Which actions should the nurse take when obtaining a sputum culture from a client with a diagnosis of pneumonia? Select all that apply.
- A. Explain the procedure to the client.
- B. Obtain the specimen early in the morning.
- C. Have the client brush his teeth before expectoration.
- D. Instruct the client to take deep breaths before coughing.
- E. Place the lid of the culture container face down on the bedside table.
Correct Answer: A,B,C,D
Rationale: The nurse always explains a procedure to the client. The specimen is obtained early in the morning whenever possible because increased amounts of sputum collect in the airways during sleep. The client should rinse the mouth or brush the teeth before specimen collection to avoid contaminating the specimen. The client should take deep breaths before expectoration for best sputum production. Placing the lid face down on the bedside table contaminates the lid and could result in inaccurate findings.
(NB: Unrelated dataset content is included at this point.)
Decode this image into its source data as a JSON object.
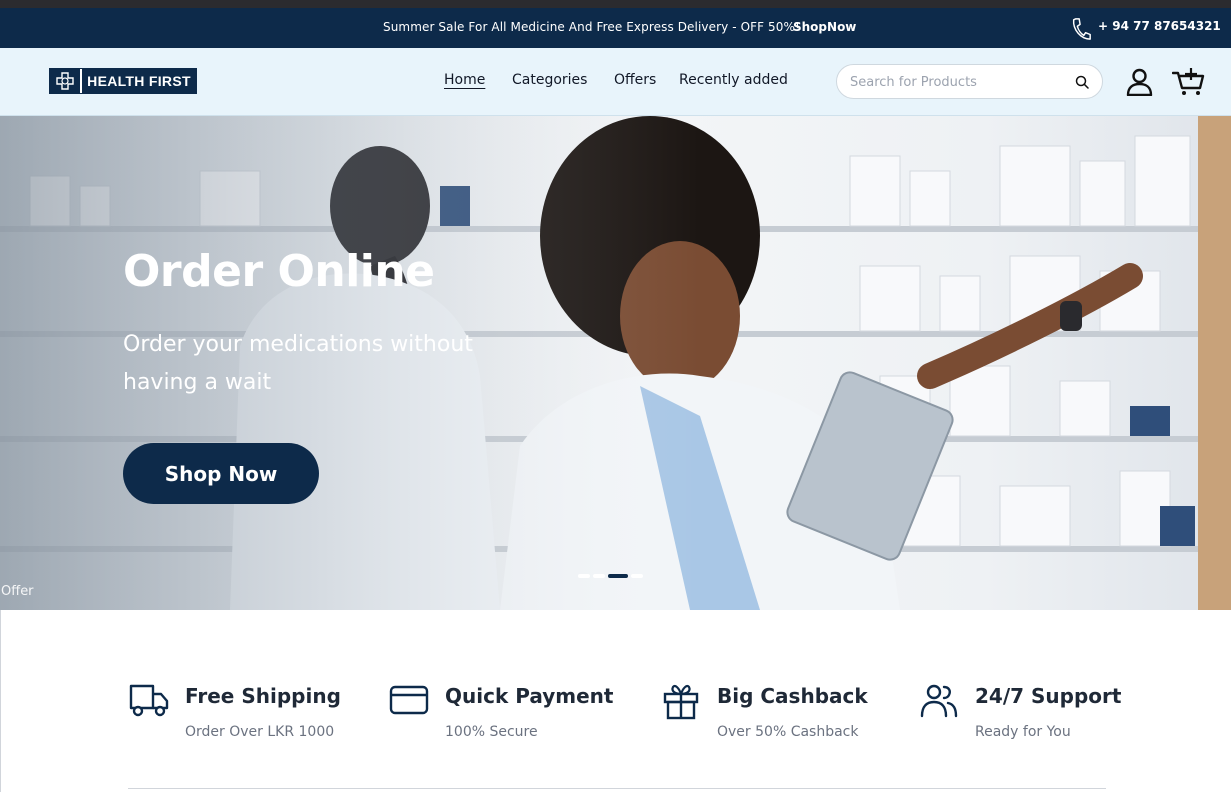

After receiving detailed information about a colonoscopy from the primary health care provider (HCP), the nurse asks the client to sign the informed consent form and discovers that the client cannot write. Which is the best intervention for the nurse to implement?
- A. Contact the provider to obtain informed consent.
- B. Obtain a verbal informed consent from the client.
- C. Have two nurses witness the client sign with an X.
- D. Clarify information to the client with another nurse.
Correct Answer: C
Rationale: Nurses are responsible to ensure that the signed informed consent form is in the client's medical record before a procedure and for clarifying facts that have already been presented by the HCP. Nonetheless, the person performing the procedure obtains informed consent and provides the explanations to the client. Informed consent can be obtained verbally, but that is also the responsibility of the HCP. Clients who cannot write may sign an informed consent with an X in the presence of two witnesses. Nurses can serve as a witness to the client's signature but not to the fact that the client is informed.